結婚しなくてよくなったのだから喜んでいいはずなのに、彩奈の気持ちは晴れなかった。

弁護士によると徹はほとぼりが冷めるまで、会社を辞めて海外に行くそうだ。留学という形にして、世間体を取り繕うのだろう。
相手の女性も一緒に行くらしいが、彩奈はそれ以上は聞かないことにした。知りたくもないし、今の彩奈には何の意味もないからだ。

両家の話がまとまると、彩奈は実家を出た。
破談になったからといって両親のそばでのんびりと暮らす気にはなれなかったし、一日でも早く結婚が決まる前に戻って人生をやり直したかった。

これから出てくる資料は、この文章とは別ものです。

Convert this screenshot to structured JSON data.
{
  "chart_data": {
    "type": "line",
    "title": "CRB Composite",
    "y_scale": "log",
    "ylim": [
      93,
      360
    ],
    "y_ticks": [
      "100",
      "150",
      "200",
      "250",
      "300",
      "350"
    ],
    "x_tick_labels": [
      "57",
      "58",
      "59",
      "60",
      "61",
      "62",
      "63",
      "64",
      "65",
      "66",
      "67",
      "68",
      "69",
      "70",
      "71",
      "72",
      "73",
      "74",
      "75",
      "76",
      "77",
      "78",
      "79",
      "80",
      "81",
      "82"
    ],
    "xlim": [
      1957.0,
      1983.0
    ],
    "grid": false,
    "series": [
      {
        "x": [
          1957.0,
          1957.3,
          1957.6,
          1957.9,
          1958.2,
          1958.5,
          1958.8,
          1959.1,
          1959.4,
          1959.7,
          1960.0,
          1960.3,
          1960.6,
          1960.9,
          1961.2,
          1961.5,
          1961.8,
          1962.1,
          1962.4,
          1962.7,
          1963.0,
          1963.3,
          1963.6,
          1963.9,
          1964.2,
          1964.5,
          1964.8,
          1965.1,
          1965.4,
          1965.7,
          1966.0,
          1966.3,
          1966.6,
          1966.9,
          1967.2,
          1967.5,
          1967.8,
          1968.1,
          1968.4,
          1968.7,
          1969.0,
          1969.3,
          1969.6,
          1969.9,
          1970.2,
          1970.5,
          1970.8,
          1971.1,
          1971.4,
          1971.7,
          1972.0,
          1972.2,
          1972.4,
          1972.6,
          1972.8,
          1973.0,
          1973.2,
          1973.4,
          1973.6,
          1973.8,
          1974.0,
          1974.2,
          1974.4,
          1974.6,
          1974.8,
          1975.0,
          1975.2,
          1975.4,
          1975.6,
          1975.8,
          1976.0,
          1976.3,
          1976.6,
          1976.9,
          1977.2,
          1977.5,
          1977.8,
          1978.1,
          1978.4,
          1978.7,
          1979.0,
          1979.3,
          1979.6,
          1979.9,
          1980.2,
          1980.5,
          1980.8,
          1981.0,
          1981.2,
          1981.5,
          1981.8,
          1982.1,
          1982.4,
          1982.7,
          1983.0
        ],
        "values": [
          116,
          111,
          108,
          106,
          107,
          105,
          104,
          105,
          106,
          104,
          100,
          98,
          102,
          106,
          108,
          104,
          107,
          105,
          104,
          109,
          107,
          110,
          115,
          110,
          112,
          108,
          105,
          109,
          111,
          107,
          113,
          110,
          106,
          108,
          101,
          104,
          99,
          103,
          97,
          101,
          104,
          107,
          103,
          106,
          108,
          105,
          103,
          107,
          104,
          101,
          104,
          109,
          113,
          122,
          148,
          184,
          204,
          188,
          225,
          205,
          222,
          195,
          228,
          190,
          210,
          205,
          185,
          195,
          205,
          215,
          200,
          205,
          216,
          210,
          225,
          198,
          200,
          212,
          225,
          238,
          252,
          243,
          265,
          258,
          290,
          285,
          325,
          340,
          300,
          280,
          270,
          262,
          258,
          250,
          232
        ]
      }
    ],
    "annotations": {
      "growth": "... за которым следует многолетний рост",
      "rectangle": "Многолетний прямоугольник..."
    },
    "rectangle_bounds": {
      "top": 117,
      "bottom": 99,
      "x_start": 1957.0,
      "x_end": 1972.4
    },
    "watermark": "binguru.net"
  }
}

家を出て、コンビニの近くにある二階建てのコーポを借りた。
彩奈に支払われた慰謝料は井口病院が抱えていた借金の返済に充ててもらったから、手元にはほとんど残っていない。
ひとり暮らしをスタートさせるのに、あまりぜいたくはできない。
お嬢様育ちの彩奈は家事などあまりしたことがなかったが、その気になればなんとかなるものだ。
狭いコーポの掃除とひとり分の洗濯、それに食事の支度くらいなら、あっという間に片付く。

就職はすでに辞退していたので、暮らしていくために昼間はコンビニ、夕方からは池袋にあるコールセンターでほぼ毎日働いている。

もともと彩奈はおしゃべりなタイプではなかったが、今回のことで世間のことを少し学んだ。
弁護士や不動産屋と接して、相手に自分の考えをきちんと伝えられるかどうかはとても大切だと気がついた。

だからコンビニでお客さんと話したり、コールセンターで化粧品や健康食品の注文を受け付けたりするアルバイトを選んだ。
あえて苦手な世界に飛び込んでみたが、やっと人と話すことにも慣れてきた。
そろそろ二度目の就活に望まなくてはいけない。
彩奈は学生時代から秘書を目指していたので、この秋に国際秘書検定のプライマリー試験をうけるつもりだ。

アルバイトと勉強で忙しくすることで、彩奈は結婚式のことを早く忘れたかった。